51. Le fait n’est pas raconté, habituellement, dans les dicts ou les actes des saints ; mais punir les rois en détruisant les propriétés de leurs sujets est un usage de guerre trop accepté aujourd’hui pour permettre à notre indignation d’être bien vive contre Clotilde qui agissait sous l’empire de la douleur et de la colère. Les années de sa jeunesse ne nous sont pas racontées : Clovis avait déjà vingt-sept ans et avait pendant trois ans maintenu la foi de ses ancêtres contre toute l’influence de sa reine.

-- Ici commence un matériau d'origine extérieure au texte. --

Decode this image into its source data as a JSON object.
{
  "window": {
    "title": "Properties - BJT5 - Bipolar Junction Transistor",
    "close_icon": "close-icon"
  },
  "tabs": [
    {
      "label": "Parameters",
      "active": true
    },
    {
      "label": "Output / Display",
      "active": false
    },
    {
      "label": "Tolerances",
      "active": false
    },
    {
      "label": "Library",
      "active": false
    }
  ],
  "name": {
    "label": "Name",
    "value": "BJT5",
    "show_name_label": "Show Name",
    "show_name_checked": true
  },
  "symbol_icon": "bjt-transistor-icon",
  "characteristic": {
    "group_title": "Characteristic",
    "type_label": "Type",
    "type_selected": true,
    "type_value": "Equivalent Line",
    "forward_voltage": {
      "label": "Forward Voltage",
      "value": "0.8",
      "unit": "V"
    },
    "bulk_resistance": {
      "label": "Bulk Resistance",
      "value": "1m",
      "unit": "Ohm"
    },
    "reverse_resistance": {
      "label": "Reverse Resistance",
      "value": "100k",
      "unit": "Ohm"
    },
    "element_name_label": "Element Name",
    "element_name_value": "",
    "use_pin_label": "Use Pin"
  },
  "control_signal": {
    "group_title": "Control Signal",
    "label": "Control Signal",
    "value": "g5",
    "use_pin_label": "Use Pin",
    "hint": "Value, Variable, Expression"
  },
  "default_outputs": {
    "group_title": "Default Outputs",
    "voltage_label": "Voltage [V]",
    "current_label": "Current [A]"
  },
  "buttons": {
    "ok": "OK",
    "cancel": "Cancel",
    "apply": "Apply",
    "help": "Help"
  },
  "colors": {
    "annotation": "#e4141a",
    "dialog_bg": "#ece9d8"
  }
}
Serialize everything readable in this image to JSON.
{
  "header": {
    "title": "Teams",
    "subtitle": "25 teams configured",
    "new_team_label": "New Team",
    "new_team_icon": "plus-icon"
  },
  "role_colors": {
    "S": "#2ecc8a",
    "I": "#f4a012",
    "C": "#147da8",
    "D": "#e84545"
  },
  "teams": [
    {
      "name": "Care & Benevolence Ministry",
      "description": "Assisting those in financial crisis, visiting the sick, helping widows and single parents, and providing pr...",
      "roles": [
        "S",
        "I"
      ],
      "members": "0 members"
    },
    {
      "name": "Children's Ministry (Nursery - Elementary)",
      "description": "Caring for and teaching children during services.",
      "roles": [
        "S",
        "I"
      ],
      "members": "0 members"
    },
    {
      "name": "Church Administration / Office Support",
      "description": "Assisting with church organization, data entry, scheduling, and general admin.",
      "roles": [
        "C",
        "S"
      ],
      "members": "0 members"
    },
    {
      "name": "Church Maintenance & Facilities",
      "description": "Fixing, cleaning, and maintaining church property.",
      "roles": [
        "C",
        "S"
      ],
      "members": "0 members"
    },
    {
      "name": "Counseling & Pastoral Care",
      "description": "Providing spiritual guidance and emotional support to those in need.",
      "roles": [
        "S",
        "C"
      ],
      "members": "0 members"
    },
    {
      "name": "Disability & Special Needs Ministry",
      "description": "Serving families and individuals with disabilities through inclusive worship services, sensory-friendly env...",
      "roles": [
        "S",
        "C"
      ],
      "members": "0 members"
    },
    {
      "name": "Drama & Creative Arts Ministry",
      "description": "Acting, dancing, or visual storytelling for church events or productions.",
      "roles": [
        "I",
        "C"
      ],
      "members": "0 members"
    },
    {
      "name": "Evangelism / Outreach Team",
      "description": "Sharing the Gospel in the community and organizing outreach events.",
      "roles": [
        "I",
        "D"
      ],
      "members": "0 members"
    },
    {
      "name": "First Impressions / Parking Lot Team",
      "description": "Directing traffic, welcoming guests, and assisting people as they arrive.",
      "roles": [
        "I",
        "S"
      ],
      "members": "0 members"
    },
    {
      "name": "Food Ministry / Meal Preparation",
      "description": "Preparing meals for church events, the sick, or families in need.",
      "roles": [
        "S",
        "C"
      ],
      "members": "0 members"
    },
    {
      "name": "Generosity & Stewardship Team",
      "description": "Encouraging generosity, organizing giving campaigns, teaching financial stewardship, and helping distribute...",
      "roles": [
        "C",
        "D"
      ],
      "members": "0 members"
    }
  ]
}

52. A. D. 496. — Je n’ai pas dans le chapitre du début attaché tout à fait assez d’importance à la bataille de Tolbiac, m’en occupant simplement en tant qu’elle obligeait les Alamans à repasser le Rhin, et établissait la puissance des Francs sur sa rive occidentale. Mais des résultats infiniment plus vastes sont indiqués dans la courte phrase par laquelle Gibbon clôt son récit de la bataille. « Après la conquête des provinces de l’ouest, les Francs seuls gardèrent leurs anciennes possessions d’au delà du Rhin. Ils soumirent et civilisèrent graduellement les peuples dont ils avaient brisé la résistance jusqu’à l’Elbe et aux montagnes de Bohème ; et la paix de l’Europe fut assurée par la soumission de la Germanie. »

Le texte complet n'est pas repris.